Faulconer Gallery, Grinnell College, has received a bequest of 14 posters and lithographs by Henri de Toulouse-Lautrec, Pierre Bonnard, and others from the estate of William M. Moore. The collection, named The Lenny Seidenman Collection, Bequest of William M. Moore, in memory of Nina Seidenman ’71, honors both Mr. Moore’s deceased wife, who attended Grinnell College for two years and remembered her time with great pride, and his father-in-law, Lenny Seidenman, who collected the art while doing Jewish relief work in Paris just after World War II.

In the collection are 3 posters (including the iconic Divan Japonais) and 7 lithographs by Toulouse-Lautrec, a poster by Bonnard, 3 posters by Jules Chéret, and a large theatrical poster by Bécon. The works are now on view in the Print and Drawing Study Room on the lower level of Burling Library.

1954 Korea: After the Korean War

Photographs by Cliff Strovers
March 23–May 17, 2015

Life-long Grinnell resident Cliff Strovers was stationed in Pusan (Busan), South Korea in 1953, as part of the 44th Engineering Construction Group after the Korean War. As he helped rebuild the country’s infrastructure, he took photographs of daily life around him. In recent years, he rediscovered the photographs, digitized them and began exhibiting them first in South Korea and now in Iowa. His photographs provide one view of Koreans as they recovered from war 60 years ago.

Organized by the Grout Museum District, Waterloo, Iowa.

Bachelor of Arts Exhibition (BAX)

April 10–May 3, 2015

Bachelor of Arts Exhibition (BAX) features work by third and fourth-year art students – both majors and students in other majors who work intensively in studio. Students coordinate the exhibition with support from the Faulconer staff from the submission of proposals, to the selection of a juror, to the installation and awarding of prizes.

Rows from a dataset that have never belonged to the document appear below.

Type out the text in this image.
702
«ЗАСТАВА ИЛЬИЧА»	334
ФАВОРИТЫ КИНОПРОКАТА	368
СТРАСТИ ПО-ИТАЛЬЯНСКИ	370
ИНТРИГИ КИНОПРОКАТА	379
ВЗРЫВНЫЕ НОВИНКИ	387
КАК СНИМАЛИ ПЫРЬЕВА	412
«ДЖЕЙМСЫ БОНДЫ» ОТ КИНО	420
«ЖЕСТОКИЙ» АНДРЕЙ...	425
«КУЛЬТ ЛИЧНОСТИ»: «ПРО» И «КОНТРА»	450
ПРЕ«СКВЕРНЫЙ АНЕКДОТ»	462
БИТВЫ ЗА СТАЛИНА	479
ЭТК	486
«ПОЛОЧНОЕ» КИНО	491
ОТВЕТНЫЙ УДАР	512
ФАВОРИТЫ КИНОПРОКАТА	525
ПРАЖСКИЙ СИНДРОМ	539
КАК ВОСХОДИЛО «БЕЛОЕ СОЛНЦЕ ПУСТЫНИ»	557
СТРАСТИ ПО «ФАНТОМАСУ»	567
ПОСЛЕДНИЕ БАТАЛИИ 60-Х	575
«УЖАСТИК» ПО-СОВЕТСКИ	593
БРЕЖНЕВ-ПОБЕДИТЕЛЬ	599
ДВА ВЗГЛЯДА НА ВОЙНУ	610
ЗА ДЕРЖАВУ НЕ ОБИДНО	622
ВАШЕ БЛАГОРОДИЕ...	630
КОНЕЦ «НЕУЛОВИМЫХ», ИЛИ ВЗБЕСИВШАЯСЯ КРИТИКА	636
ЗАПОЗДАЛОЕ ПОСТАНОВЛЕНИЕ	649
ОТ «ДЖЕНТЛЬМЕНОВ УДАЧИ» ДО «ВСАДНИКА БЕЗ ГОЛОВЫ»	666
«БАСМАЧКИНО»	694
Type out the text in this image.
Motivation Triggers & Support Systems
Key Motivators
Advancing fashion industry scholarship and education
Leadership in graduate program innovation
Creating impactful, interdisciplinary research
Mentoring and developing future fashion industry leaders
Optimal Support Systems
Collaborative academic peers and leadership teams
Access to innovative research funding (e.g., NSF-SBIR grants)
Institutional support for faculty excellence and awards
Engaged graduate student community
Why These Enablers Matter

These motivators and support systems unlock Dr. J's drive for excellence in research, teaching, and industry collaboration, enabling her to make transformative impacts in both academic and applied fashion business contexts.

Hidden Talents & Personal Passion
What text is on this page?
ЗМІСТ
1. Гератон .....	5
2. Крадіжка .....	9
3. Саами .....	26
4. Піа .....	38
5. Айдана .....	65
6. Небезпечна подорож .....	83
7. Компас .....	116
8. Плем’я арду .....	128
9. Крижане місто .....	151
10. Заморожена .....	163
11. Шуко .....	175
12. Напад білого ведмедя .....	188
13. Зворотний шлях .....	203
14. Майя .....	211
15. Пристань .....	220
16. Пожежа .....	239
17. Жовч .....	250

Student Curated Exhibitions

One of the features of the Faulconer Gallery’s exhibition program is its support of student-curated exhibitions that are the fulfillment of Mentored Advanced Projects (MAPs), internships at the Faulconer Gallery, or the Exhibition Seminar, a combined course and exhibition directed by faculty members of the Department of Art in partnership with the Faulconer Gallery. The seminar’s purpose is to support students in the organization of an exhibition from the College's permanent collection based on subject matter, criteria, and objects selected entirely by the student participants. They set the exhibition checklist, supervise the design and installation, and write essays about their selected works that are compiled in a professionally designed and illustrated exhibition catalog published by the Faulconer Gallery.